Günümüzün globalleşen dünyasında en büyük sorumluluğumuzdur çocuklarımız. En iyisi en güzeli onların olsun isteriz. Hele ki önünde bir de sınav varsa endişelerimiz tavan yapar.
Yıllardır her Ramazan ayında aynı klasik sorular sorulur. Sanki ilk kez oruç tutuyormuşuz gibi, “Sakız çiğnersem orucum bozulur mu?” “Dişimi fırçaladım ve çalkaladım orucum bozulmuş mudur?…” Ve daha nice cevabını bildiğimiz ama sormaktan keyif aldığımız sorular. İşte tam da buna benzer bir konu başlığını kendimce yorumlamak istiyorum.
Hayatımızın vazgeçilmezidir sınavlar, YKS, LGS vb. şekilde yıllardır isim değişikliği ile karşımıza gelen. O büyük günler için büyük hazırlıklar yapılır birçok ailede.
Kimi, günler önceden hatimler indirir pirinçlere, şekerlere okur, zihin açıklığı için, kimileri o güne özel kahvaltılar, kuru yemişler, ballar, sütler içirir sınava girecek öğrencisine. Neye inanırsanız ya da nasıl bir mantıkla hesaplar yaparsanız yapın, bu şekilde o günü çocuklarınıza asla normal hissettirecek bir tavır takınamazsınız. Etrafımızdan gelen tavsiyelerde önemli bir yer tutar bu süreçte. “Bir hafta önceden çalışmayı bırakmalı, kafası dinlensin.” “Aaa olur mu bizim kız son gün, gece bile çalıştı, tıp kazandı.” Telefon, mesaj trafiği başlar bir gün önceden. “Başarılar, sen yaparsın biliyorum.”, “Evden çıkarken oku üfle.”, “Allah zihin açıklığı versin.”, “Salona girmeden mutlaka tuvalete git!”… Daha neler neler…

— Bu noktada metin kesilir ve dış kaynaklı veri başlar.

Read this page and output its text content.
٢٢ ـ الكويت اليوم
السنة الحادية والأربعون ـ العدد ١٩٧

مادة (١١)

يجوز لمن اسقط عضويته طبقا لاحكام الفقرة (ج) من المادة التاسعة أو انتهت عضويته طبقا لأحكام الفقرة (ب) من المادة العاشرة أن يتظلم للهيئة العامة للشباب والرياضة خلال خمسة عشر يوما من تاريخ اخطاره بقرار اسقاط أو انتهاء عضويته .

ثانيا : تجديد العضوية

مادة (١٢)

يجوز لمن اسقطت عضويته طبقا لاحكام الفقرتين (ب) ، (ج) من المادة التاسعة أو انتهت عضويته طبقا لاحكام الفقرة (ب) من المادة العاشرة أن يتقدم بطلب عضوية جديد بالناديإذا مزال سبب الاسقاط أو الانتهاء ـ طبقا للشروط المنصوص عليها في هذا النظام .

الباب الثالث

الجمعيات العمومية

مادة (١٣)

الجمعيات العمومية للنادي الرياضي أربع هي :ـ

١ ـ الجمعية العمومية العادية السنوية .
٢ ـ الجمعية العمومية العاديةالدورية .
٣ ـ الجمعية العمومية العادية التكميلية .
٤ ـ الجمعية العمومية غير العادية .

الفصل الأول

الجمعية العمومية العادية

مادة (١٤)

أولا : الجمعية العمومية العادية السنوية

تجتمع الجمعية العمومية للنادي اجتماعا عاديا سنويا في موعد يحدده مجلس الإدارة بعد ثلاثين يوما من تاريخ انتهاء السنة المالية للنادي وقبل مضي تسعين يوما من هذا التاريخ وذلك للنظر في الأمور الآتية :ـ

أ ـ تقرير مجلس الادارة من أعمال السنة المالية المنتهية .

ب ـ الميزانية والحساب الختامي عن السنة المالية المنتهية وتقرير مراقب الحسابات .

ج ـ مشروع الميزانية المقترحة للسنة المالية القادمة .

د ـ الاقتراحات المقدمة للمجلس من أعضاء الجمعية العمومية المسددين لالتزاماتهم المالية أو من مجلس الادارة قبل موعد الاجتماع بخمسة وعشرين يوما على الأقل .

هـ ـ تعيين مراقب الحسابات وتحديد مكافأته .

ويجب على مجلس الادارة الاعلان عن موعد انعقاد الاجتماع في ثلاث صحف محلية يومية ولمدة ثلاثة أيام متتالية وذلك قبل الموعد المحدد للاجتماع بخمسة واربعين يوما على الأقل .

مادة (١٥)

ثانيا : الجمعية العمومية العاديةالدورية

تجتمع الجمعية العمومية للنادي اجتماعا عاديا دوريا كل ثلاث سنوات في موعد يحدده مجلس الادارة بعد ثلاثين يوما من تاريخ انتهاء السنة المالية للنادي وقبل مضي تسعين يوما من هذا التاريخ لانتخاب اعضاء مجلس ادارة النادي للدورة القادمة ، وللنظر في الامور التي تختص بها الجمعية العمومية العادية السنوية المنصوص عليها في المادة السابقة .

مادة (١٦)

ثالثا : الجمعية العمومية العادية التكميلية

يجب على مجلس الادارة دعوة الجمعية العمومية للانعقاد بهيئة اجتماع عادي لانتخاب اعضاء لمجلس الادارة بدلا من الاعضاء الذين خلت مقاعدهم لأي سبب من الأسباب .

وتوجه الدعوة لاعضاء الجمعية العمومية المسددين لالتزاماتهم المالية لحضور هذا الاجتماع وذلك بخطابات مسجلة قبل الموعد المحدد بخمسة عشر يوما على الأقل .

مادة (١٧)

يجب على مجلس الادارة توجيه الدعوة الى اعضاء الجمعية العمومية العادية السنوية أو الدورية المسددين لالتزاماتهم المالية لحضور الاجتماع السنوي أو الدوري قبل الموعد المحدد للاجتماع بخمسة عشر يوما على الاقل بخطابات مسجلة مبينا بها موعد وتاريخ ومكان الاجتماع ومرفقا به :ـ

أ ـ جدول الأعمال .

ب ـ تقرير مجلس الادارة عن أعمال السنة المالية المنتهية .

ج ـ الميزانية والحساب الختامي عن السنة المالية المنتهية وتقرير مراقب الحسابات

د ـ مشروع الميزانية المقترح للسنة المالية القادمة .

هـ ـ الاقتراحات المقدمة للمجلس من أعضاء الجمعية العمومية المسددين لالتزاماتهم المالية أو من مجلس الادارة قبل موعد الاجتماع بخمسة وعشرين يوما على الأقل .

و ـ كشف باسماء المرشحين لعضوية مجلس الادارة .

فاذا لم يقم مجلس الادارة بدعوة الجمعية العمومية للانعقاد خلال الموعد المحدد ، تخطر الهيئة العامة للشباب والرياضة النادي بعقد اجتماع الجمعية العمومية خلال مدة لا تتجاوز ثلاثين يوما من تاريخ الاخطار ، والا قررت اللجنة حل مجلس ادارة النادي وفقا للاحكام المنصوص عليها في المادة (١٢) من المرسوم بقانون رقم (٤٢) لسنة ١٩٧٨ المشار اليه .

Çocuklarımızın sınav gününde normal bir günden, daha önce girdiği deneme sınavlarından farklı bir şey olmadığını bilmeye, hissetmeye ihtiyaçları var. Evet o gün de geçen diğer günler gibi sıradan bir gündür. Bunu unutmamız gerekiyor. Hayatta alternatiflerimiz her zaman vardır ve var olacaktır, bunu bizim ve çocuklarımızın inanarak bilmesi gerekiyor. Mantıkla ya da inançla yaptığımız her şey şüphesiz ki oldukça önemli. İnanmadan, umut etmeden başarıya odaklanmamız hep biraz eksik kalacaktır. Ancak bunları gerçekleştirirken çocuklarımıza her zamankinden farklı yaklaşıp davranmamız, onlarda bulunan kaygı düzeyini, heyecanı olumsuz da etkileyebilmektedir. Sınavı kendisi için yapan öğrenci sayısı maalesef gittikçe azalmaktadır. Anne babasını, eş dost, akrabaya karşı mahcup etmekten çekinen, sınıfı, okulu içerisinde güzel bir sıralamayla iyi anılmak isteyen ya da ailesinin yine etrafa karşı gururlanmasını öne alan öğrenci profilimiz çoğalmaktadır.
Biz büyüklerin hayalleri, istekleri çocuklarımıza dair projeleri onların yükünü daha da çoğaltmaktadır. Yıllar önce lisedeki Mantık öğretmenimin bizlere söylediği söz hala aklımdadır. “Bu ülkeye her alanda istihdam edilecek insan lazım. Hepiniz doktor, öğretmen ya da mühendis olamazsınız. Kiminiz sekreter, kiminiz memur, kiminiz muhasebeci olacaksınız. Bu ülkenin her sektörde çalışacak olana ihtiyacı var” derdi. Çok da haklıydı. Önemli olan, severek okuyacağımız bir bölümü seçmemiz, severek yapacağımız bir mesleğimizin olmasıdır. Başarıyı ancak o zaman yakalayabiliriz. Yediğimiz yemekten bile mutlu olan insanlarız. O halde bir ömür taşıyacağımız kimlikleri de mutluluğu amaçlayarak seçmeliyiz.
“İleride pişman olup, keşke derler” dediğinizi duyar gibiyim. Hepimiz öyle ya da böyle bu aşamaları geçtik. Kimi zaman sevindik, kimi zaman pişman olduk kararlarımızdan. Güven dolu bir benlik için hem pişmanlığa hem “iyi ki”ye yer açmalıyız hayatımızda. Bu nedenle bırakın “gözümün nuru” dediğiniz evlatlarınız da nihai kararlarını kendileri versinler. Onlara ait seçimler ve onlara ait bir hayatları olsun. Bağımlı değil, bağımsız, vicdanı hür çocuklarımız olsun.